Desde que a Newton le cayera esa ficticia manzana en la cabeza en pleno descanso, haciendo de esa anécdota el chispazo necesario para procesar su famosa teoría de la gravedad, muchos de los descubrimientos que la humanidad ha acumulado han surgido de la casualidad o del error. Porque si bien los antecedentes conceptuales a esos pequeños prodigios instalados a los pies de los guitarristas están en la idea que ya sostenían los pedales en el piano o la sordina en la trompeta, es decir, alterar el sonido original, fue con la llegada de la guitarra eléctrica y los géneros asociados a ella, hablamos del blues o el rock and roll, cuando se gestaron. Las primeras experiencias, consistentes en subir al máximo el volumen de los amplificadores, o como en el caso del pionero del surf-rock, Link Wray, disponerlos de forma original o directamente “maltratarlos”, se convirtieron en arcaicos pero efectivas modificaciones que tendrían en el guitarrista Les Paul al pionero en técnicas de grabación, superponiendo diferentes pistas o utilizando efectos como el “delay”, consistente en aplicar un retraso en la señal sonora.

Una cronología histórica reproducida en su propia experiencia por alguien como Ainara LeGardon, auténtica especialista en sacar un desbordante provecho a todos los accesorios instrumentales: «Mucho antes de probar pedales ya se experimenta con sonidos –al menos quienes tocamos un instrumento desde la infancia– cuando no se dispone de un buen equipo ni mucho menos de dinero para comprarlos. En esos primeros años lo haces como puedes. Yo recuerdo, con 14 o 15 años, realizar mis primeras grabaciones en el cuarto de baño porque me gustaba el sonido que había allí. Descubrí la reverberación gracias a que el sonido se reflejaba en los azulejos de las paredes».

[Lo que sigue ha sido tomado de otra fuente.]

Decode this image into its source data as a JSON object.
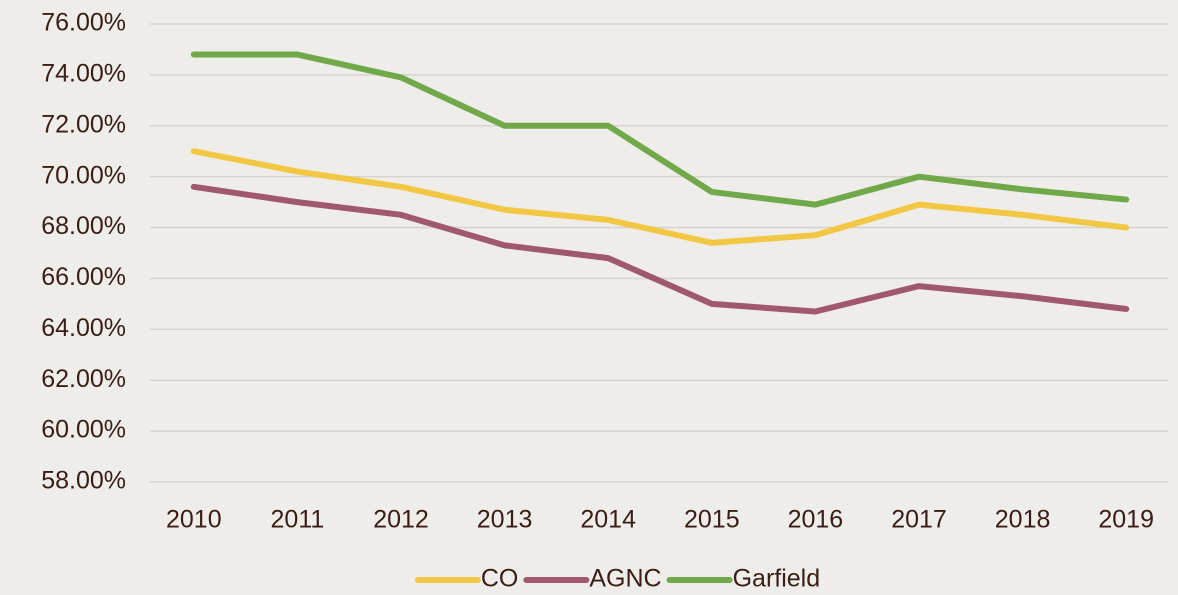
{
  "chart_data": {
    "type": "line",
    "categories": [
      "2010",
      "2011",
      "2012",
      "2013",
      "2014",
      "2015",
      "2016",
      "2017",
      "2018",
      "2019"
    ],
    "series": [
      {
        "name": "CO",
        "color": "#f2c744",
        "values": [
          71.0,
          70.2,
          69.6,
          68.7,
          68.3,
          67.4,
          67.7,
          68.9,
          68.5,
          68.0
        ]
      },
      {
        "name": "AGNC",
        "color": "#a0586e",
        "values": [
          69.6,
          69.0,
          68.5,
          67.3,
          66.8,
          65.0,
          64.7,
          65.7,
          65.3,
          64.8
        ]
      },
      {
        "name": "Garfield",
        "color": "#70a84a",
        "values": [
          74.8,
          74.8,
          73.9,
          72.0,
          72.0,
          69.4,
          68.9,
          70.0,
          69.5,
          69.1
        ]
      }
    ],
    "ylim": [
      58,
      76
    ],
    "yticks": [
      {
        "value": 58,
        "label": "58.00%"
      },
      {
        "value": 60,
        "label": "60.00%"
      },
      {
        "value": 62,
        "label": "62.00%"
      },
      {
        "value": 64,
        "label": "64.00%"
      },
      {
        "value": 66,
        "label": "66.00%"
      },
      {
        "value": 68,
        "label": "68.00%"
      },
      {
        "value": 70,
        "label": "70.00%"
      },
      {
        "value": 72,
        "label": "72.00%"
      },
      {
        "value": 74,
        "label": "74.00%"
      },
      {
        "value": 76,
        "label": "76.00%"
      }
    ],
    "grid": true,
    "legend": "bottom"
  }
}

Koldo Soret, actual componente de Niña Coyote eta Chico Tornado, ha sido también integrante de bandas como Surfin Kaos, Utikan o Mugatik. Fotografía: Andoni Canellada | FOKU

El fallo como motor de la creación. En esta paulatina evolución llegó el inesperado, pero muy a menudo esencial, error en los cálculos que abre las puertas del descubrimiento. Durante la grabación del tema “Don't Worry”, de Marty Robbins, un bajo conectado a una mesa de mezclas defectuosa expulsa un sonido estridente que, tras duras discusiones, optaron por mantenerlo. Tan llamativo resultó ese casual efecto que muchos compañeros pretendían saber de qué se trataba, y por supuesto, hacerse con él. Una demanda que encontró rápidamente su respuesta en la fabricación, acometida por Gibson, del pedal “Fuzz-Tone”, una suerte de extrema distorsión. Un artilugio que en un primer momento se apoltronaría en las estanterías sin encontrar la demanda esperada. Sería con el uso que le dieron The Rolling Stones en su mítica “(I Can't Get No) Satisfaction”, y el rápido éxito cosechado, el que impulsó su venta. Y es que en esa imitación de los ídolos reside en buena medida el primer “enamoramiento” de muchos instrumentistas con ese proceloso territorio de la experimentación. Joseba Irazoki, multifacético y siempre talentoso guitarrista, sitúa su despertar en un territorio cercano: «Fue en la época del Rock Radikal Vasco cuando aluciné con la música, creo que fue Kortatu el primer grupo que me voló la cabeza a través del uso de la distorsión. Los primeros efectos que no llegaba a entender, y por lo tanto quería descubrir, eran los que escuchaba en algunos solos no armónicos, que luego supe que no eran pedales, sino la barra de trémolo-whammy de la guitarra usada a lo bestia. Vernon Reid, de Living Colour, la utilizaba mucho y algunos grupos heavies también». En otro tiempo y en otro lugar, pero movida por las mismas pulsiones para recrear aquello que había llamado su atención, se instalan los recuerdos de Birkite Alonso: «Fue en el 94 o 95, con ‘Zombie’ de The Cranberries. Aún no tocaba en eléctrico pero tuve muy claro que quería ese sonido. De hecho en la primera maqueta de Eorann (2003), cuando solo éramos bajo, guitarra y batería, hay mucho de ello, tanto en los acordes base como en las melodías. Más tarde conocería a Radiohead con ‘Pablo Honey’, y me pasó lo mismo con el efecto de Jonny Greenwood en el tema ‘Lurgee’, me enamoré de ese efecto distorsionado suave pero intenso. Todo ese disco fue una inspiración para empezar a buscar mi estilo con la guitarra eléctrica».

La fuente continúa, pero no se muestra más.